In his first presidential report to IMB trustees on Feb. 7 in Richmond, IMB President Paul Chitwood states that he has a growing gratitude to Southern Baptists for their faithful giving and support of their International Mission Board. (IMB Photo by Chris Carter)

“Just shy of three months since I was elected president by the trustees, I am even more in awe of the place that God has given this remarkable organization in His kingdom work around the world,” Chitwood said. “And I am even more appreciative of the commitment that Southern Baptists long ago made, and still keep, to cooperate together that Christ is proclaimed among the nations.”

“Cooperating churches with 10 members to those with more than 10,000 members, local associations of a handful of churches to those with hundreds of churches, state conventions with 100 churches and those with thousands of churches, and SBC entities with budgets of a few million to those with budgets of hundreds of millions: this is the beauty and the brilliance of the Southern Baptist system of cooperative missions,” he said. “It is a system that today maintains an overseas force of more than 3,600 missionaries serving in more than 100 countries. The gospel will be heard today where it would not have been heard if it weren’t for Southern Baptists making and keeping a commitment to cooperate together.”

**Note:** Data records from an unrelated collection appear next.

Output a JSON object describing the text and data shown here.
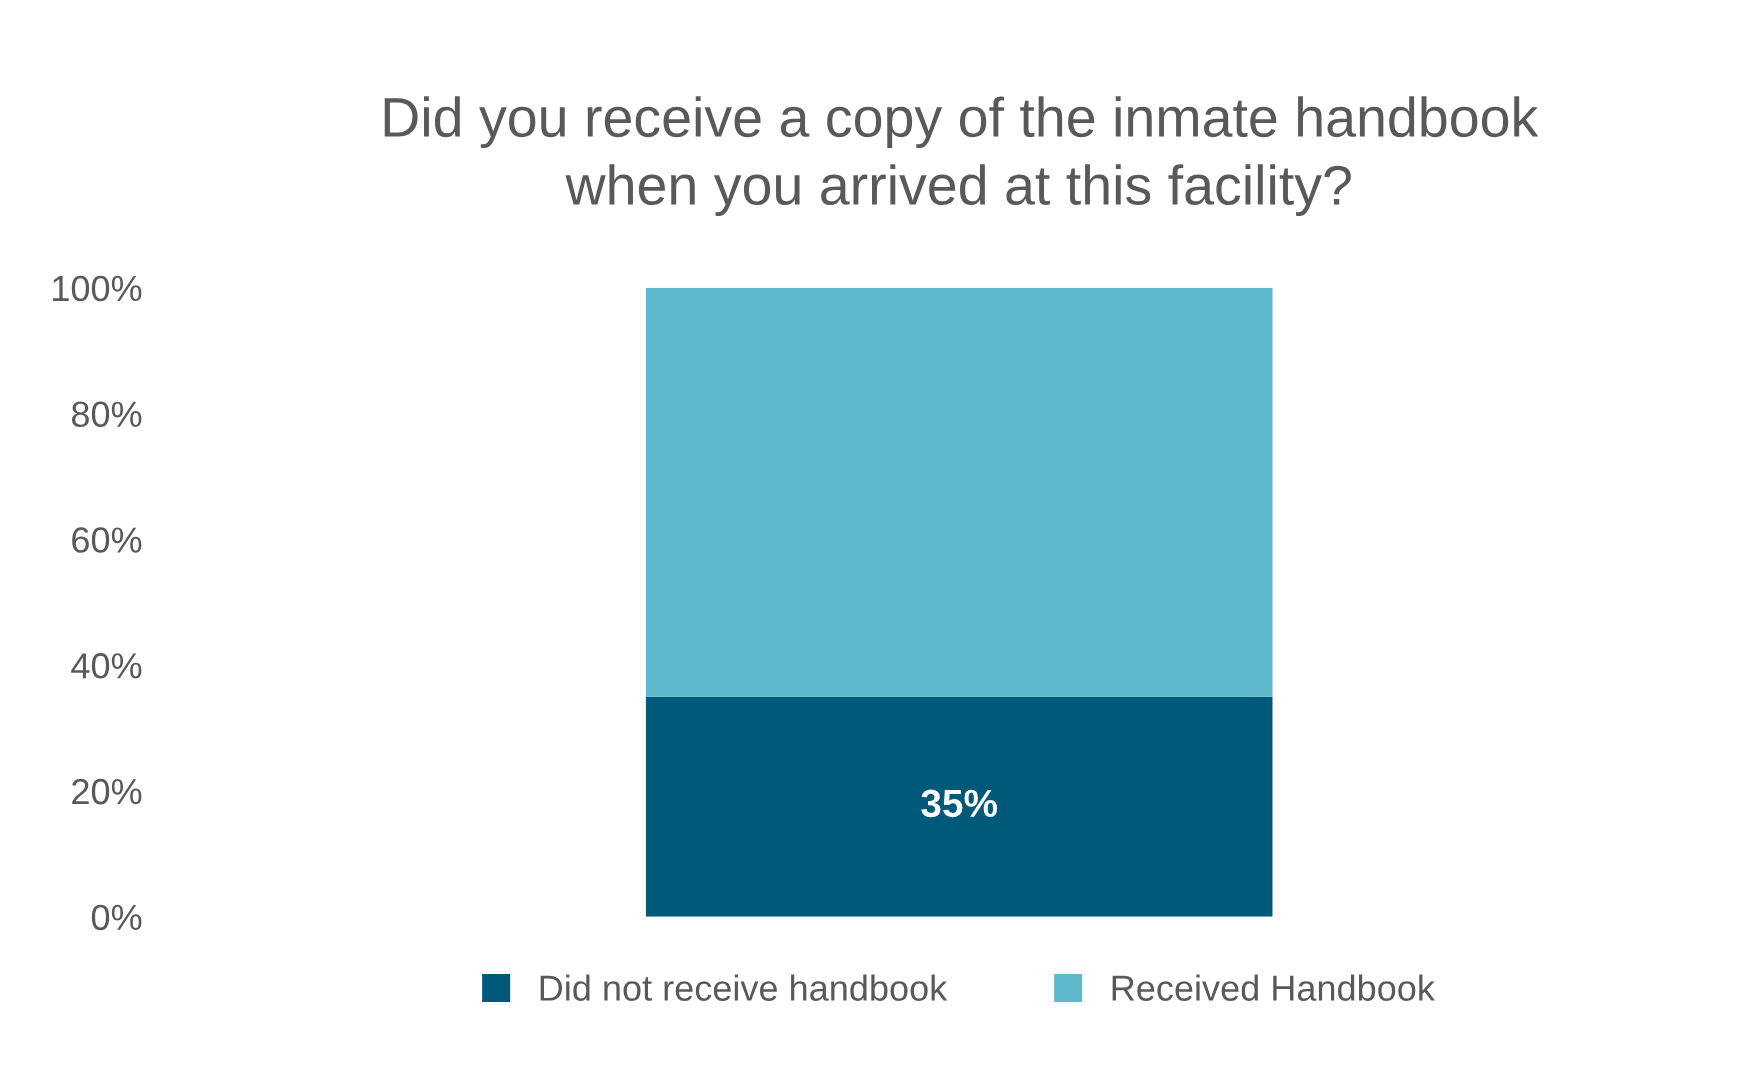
{
  "chart_data": {
    "type": "bar",
    "stacked": true,
    "title": "Did you receive a copy of the inmate handbook\nwhen you arrived at this facility?",
    "categories": [
      null
    ],
    "series": [
      {
        "name": "Did not receive handbook",
        "color": "#01597a",
        "values": [
          35
        ],
        "value_labels": [
          "35%"
        ]
      },
      {
        "name": "Received Handbook",
        "color": "#5fb8cc",
        "values": [
          65
        ],
        "value_labels": [
          null
        ]
      }
    ],
    "ylim": [
      0,
      100
    ],
    "yticks": [
      {
        "value": 0,
        "label": "0%"
      },
      {
        "value": 20,
        "label": "20%"
      },
      {
        "value": 40,
        "label": "40%"
      },
      {
        "value": 60,
        "label": "60%"
      },
      {
        "value": 80,
        "label": "80%"
      },
      {
        "value": 100,
        "label": "100%"
      }
    ],
    "tick_labels": "y",
    "grid": false,
    "legend": "bottom"
  }
}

Chitwood reported a strong commitment by IMB’s overseas personnel and staff to see the entity’s vision fulfilled.

“As grateful as we are for the financial resources that Southern Baptists and their Lord have provided to support the work of the IMB, by far the greatest resource that Southern Baptists and their Lord have provided is their sons and daughters, their grandchildren, their mothers and fathers and even their grandparents,” he said. “Whether on staff in Richmond or overseas in a far and distant land, Southern Baptists have sent us their very best. … As Michelle and I have now answered the call upon our lives to once again serve and help lead this organization, we stand in awe of the quality of servants whom God has brought to the IMB and sent out through the IMB.”

Linda Cooper

Linda Cooper, president of National Woman’s Missionary Union, brings greetings and words of partnership to the IMB board of trustees during their Feb. 7 plenary session in Richmond, Va. (IMB Photo by Chris Carter)

Linda Cooper, president of National Woman’s Missionary Union, from Bowling Green, Ky., brought partnership greetings to the trustees during their plenary session. She reported how WMU has partnered with IMB, such as providing missions education materials to local believers in East Asia, working through Southern Baptist personnel, and by continued promotion of the Lottie Moon Christmas Offering® for international missions.

“This is such an exciting time in the IMB,” said Dr. Rick Dunbar, IMB trustee chairman. “Last night we saw the Southern Baptist Convention coming together as represented by many key leaders of the SBC in support of God’s new missionaries who are being sent out, and also in celebrating the inauguration of our 13th president, Paul Chitwood.”

“We thank the SBC for their support of the IMB and trust that to who much is given, much is expected,” Dunbar said. “We take that trust seriously and commit ourselves to being good stewards of that trust. We are optimistic for the future and feel good things are ahead. We feel a tremendous responsibility to our Lord and the SBC and seek to glorify Him though our work through the IMB.”

The next IMB board of trustees meeting is scheduled for May 22-23 in Richmond. The next missionary Sending Celebration is scheduled for June 11 during the SBC Annual Meeting in Birmingham.


The Lottie Moon Christmas Offering® is a registered trademark of Woman’s Missionary Union.

Julie McGowan is public relations manager for the IMB.